There were dozens of reporters to document a shirtless Tim Tebow running in the rain.
But now that he’s doing the running around the Jets envisioned for him, no one’s talking.
The Jets worked on their Wildcat package — which has become the catch-all, if not always accurate name for non-traditional QB play — in front of the media Monday, but with restrictions. Since the practice was closed to the public, the Jets put restrictions on what could be reported. (For the record, that’s a fairly standard stipulation when teams move out of training camp mode. When reporters are allowed in at all, formation and strategic issues are off-limits because coaches as a lot are a paranoid bunch.)
“I don’t know what you’re talking about,” running back Joe McKnight said, via Manish Mehta of the New York Daily News. “Wildcat? I don’t know nothing about the Wildcat.”
Keeping private the particulars of the packages they want to use in the regular season is a big deal to new offensive coordinator Tony Sparano, and his players were quick to adopt the omerta.

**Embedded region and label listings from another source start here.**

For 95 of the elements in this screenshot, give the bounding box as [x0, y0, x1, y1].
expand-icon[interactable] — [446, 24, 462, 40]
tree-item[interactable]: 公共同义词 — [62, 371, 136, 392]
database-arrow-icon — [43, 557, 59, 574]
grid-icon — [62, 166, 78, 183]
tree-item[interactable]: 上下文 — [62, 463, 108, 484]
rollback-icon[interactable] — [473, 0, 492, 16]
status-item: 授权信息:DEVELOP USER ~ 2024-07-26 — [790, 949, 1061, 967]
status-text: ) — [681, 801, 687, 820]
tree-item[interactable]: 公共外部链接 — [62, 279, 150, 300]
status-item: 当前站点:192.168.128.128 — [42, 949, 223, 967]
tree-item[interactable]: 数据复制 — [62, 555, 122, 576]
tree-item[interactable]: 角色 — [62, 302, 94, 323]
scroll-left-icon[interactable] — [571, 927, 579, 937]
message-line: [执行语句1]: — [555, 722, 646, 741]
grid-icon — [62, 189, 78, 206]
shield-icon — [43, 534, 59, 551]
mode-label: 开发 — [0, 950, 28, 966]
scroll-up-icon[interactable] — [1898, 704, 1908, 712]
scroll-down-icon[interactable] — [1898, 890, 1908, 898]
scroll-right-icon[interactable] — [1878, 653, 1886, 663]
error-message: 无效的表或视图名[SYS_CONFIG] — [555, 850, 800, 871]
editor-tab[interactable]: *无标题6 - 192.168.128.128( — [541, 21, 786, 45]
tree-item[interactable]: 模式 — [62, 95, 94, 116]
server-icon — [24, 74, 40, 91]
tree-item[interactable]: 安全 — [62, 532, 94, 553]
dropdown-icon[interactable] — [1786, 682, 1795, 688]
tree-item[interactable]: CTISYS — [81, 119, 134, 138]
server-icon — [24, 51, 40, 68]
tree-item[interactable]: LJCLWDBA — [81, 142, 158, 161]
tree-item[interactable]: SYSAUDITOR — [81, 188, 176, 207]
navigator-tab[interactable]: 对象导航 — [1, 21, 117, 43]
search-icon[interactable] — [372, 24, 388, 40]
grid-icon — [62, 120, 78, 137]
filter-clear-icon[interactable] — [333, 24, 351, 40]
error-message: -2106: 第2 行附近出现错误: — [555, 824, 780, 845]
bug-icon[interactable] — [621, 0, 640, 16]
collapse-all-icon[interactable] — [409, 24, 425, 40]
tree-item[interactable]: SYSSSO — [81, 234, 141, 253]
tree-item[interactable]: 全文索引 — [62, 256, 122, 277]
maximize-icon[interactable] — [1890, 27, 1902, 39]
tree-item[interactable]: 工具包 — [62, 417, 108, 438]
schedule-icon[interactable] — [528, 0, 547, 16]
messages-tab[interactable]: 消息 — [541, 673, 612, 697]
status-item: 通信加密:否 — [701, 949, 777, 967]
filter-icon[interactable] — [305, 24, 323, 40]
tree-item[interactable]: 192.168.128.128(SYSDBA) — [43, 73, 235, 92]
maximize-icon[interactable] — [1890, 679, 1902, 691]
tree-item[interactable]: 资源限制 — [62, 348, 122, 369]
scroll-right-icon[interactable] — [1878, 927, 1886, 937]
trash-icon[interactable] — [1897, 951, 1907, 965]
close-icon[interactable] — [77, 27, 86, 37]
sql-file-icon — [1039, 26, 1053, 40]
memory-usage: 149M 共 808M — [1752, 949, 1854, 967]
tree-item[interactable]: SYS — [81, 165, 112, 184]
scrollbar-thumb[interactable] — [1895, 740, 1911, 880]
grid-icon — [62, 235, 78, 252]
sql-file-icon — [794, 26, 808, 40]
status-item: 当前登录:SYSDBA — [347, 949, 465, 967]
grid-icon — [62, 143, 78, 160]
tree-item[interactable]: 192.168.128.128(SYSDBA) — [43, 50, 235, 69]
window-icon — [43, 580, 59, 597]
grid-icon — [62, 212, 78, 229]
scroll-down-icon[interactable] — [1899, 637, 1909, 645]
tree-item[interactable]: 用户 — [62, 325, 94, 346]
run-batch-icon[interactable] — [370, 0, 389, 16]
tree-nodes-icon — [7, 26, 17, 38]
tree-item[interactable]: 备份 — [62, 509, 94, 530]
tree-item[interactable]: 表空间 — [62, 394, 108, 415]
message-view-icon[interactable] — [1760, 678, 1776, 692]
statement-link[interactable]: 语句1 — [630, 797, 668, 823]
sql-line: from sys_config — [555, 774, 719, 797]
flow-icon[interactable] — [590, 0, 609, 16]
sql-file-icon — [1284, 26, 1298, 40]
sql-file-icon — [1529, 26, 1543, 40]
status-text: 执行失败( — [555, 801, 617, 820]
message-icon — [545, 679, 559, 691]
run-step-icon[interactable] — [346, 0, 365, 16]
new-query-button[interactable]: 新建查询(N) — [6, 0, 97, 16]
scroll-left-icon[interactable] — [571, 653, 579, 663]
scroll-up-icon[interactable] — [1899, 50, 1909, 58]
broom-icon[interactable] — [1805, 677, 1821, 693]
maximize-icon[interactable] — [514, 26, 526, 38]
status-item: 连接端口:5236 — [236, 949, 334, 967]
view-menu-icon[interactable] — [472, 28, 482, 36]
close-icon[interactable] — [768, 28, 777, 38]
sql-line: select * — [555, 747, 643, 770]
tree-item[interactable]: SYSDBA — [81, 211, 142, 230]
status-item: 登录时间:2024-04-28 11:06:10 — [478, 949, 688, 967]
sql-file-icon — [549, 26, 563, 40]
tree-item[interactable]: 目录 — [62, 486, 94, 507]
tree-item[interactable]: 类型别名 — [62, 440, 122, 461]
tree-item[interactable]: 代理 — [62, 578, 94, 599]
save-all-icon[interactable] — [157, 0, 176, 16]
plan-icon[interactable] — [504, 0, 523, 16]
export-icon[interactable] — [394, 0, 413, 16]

“You have to talk to Coach Sparano. There’s a lot going on,” quarterback Mark Sanchez replied when asked if the packages were similar to what the Jets did in the past with Brad Smith. “It’s some pretty intense stuff.”
Asked if he had ever been a part of a secret practice, Tebow joked: “I don’t know if I’ve ever seen as much interest
“I don’t know if it’s secrecy,” he said. “We’re going out there, running our offense and our plays. It’s just part of the offense to us. Like we wouldn’t talk about play action plays. It’s just nothing something we [need] to talk about how much we do it.”
To be honest, keeping opponents talking about the Wildcat is a good thing for the Jets, since it forces them to plan for something that might only happen a few snaps a game. We’ll see this fall, however, if it’s worth the time they spend practicing it themselves.